Socialize Finance
We already live in a planned economy. Why not make it a democratic one?
At its most basic level, finance is simply bookkeeping — a record of money obligations and commitments. But finance is also a form of planning — a set of institutions for allocating claims on the social product.
The fusion of these two logically distinct functions — bookkeeping and planning — is as old as capitalism, and has troubled the bourgeois conscience for almost as long. The creation of purchasing power through bank loans is hard to square with the central ideological claim about capitalism, that market prices offer a neutral measure of some preexisting material reality. The manifest failure of capitalism to conform to ideas of how this natural system should behave is blamed on the ability of banks (abetted by the state) to drive market prices away from their true values.

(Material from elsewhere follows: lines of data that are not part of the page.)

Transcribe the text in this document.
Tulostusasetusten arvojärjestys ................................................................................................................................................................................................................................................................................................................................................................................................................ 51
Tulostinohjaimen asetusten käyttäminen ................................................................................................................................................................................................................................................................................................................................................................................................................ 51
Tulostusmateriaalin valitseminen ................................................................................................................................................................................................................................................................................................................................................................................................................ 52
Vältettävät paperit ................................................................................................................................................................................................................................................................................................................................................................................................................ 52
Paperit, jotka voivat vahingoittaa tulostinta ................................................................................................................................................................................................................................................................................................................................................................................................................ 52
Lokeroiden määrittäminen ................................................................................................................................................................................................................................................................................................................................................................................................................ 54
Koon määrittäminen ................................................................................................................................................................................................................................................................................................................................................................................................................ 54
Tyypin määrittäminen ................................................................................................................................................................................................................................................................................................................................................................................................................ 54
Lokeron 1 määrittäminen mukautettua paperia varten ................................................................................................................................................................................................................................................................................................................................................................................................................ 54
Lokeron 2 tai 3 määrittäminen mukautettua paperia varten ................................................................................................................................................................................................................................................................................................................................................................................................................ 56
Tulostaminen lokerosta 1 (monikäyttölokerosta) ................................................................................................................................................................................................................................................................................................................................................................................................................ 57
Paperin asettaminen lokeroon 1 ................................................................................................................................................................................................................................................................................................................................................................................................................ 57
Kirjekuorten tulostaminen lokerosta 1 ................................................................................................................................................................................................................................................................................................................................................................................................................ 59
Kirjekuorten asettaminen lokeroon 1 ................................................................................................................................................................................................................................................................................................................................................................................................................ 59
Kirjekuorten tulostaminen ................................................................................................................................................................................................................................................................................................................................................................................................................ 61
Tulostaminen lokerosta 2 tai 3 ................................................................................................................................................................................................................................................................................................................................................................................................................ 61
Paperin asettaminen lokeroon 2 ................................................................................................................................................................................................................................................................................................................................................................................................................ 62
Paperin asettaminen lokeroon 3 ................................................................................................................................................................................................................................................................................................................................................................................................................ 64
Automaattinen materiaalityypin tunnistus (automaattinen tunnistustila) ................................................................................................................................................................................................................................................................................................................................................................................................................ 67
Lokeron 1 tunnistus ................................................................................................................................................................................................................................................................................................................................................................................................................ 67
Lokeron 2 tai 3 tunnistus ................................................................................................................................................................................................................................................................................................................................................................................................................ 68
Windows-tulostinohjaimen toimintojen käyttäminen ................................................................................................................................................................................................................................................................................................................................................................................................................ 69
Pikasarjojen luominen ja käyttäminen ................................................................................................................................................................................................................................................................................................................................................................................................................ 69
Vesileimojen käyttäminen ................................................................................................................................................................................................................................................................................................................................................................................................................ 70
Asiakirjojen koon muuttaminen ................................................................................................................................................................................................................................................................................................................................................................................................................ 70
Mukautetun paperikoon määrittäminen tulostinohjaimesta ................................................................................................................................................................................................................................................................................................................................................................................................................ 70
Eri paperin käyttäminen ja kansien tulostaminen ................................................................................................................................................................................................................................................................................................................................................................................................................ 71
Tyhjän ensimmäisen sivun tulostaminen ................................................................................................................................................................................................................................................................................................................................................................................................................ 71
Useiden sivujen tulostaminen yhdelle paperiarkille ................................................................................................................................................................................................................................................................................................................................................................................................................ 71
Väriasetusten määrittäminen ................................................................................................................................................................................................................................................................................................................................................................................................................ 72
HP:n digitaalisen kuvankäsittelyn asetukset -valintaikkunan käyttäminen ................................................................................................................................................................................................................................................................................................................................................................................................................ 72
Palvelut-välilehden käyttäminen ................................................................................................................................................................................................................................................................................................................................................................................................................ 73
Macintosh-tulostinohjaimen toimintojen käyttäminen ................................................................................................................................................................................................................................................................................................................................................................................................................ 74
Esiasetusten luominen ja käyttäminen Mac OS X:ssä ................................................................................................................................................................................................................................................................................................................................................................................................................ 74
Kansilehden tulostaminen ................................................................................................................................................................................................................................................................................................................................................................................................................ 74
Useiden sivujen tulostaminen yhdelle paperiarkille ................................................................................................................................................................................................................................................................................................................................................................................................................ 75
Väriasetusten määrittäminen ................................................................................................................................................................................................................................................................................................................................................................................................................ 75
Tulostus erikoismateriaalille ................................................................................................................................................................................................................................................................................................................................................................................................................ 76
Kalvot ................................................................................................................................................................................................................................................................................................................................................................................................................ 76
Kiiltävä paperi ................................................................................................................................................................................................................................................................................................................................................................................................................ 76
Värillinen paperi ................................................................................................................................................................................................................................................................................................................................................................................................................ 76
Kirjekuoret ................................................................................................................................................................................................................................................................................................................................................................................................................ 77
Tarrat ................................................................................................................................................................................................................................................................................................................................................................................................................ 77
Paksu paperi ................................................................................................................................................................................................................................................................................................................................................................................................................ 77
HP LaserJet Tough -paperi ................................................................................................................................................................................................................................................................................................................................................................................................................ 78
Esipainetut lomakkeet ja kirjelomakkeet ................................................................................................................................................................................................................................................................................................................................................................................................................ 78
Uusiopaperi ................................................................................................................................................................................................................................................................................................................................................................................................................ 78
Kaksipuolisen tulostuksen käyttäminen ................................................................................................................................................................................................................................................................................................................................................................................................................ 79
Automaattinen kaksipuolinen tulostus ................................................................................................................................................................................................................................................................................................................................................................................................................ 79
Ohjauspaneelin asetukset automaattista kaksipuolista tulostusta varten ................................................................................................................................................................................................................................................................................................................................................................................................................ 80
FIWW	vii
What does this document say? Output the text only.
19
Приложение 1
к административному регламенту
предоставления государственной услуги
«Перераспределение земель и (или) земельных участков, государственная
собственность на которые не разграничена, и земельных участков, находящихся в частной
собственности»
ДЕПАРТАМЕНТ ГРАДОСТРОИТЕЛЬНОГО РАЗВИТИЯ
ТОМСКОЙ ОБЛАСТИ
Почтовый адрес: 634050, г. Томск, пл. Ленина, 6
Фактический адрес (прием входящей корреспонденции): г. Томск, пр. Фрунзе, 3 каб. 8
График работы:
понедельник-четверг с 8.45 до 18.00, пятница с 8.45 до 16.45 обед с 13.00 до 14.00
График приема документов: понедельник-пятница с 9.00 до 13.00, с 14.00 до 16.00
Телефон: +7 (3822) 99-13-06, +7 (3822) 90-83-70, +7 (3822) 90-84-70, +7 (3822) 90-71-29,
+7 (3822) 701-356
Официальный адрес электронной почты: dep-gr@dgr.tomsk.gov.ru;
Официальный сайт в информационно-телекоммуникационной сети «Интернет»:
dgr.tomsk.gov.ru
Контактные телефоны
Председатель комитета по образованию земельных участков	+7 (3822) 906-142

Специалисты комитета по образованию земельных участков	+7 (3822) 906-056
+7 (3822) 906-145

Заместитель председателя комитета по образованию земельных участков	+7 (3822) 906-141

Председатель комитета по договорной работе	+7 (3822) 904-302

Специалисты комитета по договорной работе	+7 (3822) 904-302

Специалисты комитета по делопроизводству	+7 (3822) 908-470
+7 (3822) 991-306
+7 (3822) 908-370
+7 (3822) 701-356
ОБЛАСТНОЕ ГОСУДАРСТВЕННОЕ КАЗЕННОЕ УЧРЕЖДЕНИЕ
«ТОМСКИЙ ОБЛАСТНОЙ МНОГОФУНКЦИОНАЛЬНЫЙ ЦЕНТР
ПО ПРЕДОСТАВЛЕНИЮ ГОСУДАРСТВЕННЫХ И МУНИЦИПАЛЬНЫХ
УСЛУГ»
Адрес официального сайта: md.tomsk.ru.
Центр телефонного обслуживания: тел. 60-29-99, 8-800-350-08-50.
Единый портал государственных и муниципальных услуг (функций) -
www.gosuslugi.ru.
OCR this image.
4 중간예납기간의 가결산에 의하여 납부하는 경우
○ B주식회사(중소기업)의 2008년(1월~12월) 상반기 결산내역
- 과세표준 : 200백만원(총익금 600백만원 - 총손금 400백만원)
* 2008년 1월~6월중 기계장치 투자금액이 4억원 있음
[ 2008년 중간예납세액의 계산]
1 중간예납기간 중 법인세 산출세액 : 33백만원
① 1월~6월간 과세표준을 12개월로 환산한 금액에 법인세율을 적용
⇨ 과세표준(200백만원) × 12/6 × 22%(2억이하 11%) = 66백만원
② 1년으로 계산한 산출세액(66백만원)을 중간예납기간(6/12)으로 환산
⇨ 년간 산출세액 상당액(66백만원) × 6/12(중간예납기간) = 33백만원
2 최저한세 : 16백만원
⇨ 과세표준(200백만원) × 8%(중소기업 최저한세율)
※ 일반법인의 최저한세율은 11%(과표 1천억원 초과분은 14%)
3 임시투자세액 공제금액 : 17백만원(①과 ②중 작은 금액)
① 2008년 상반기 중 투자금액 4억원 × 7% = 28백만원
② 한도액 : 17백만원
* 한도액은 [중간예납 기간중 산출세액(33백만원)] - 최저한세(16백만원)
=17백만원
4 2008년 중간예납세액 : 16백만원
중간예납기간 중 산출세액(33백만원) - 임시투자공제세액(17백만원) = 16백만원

Somehow separating these two functions of the banking system — bookkeeping and planning — is the central thread running through 250 years of monetary reform proposals by bourgeois economists, populists, and cranks. We can trace it from David Hume, who believed a “perfect circulation” was one where gold alone was used for payments, and who doubted whether bank loans should be permitted at all; to the nineteenth-century advocates of a strict gold standard or the real bills doctrine, two competing rules that were supposed to restore automaticity to the creation of bank credit; to Proudhon’s proposals for giving money an objective basis in labor time; to Wicksell’s prescient fears of the instability of an unregulated system of bank money; to the oft-revived proposals for 100 percent reserve banking; to Milton Friedman’s proposals for a strict money-supply growth rule; to today’s orthodoxy that dreams of a central bank following an inviolable “policy rule” that reproduces the “natural interest rate.”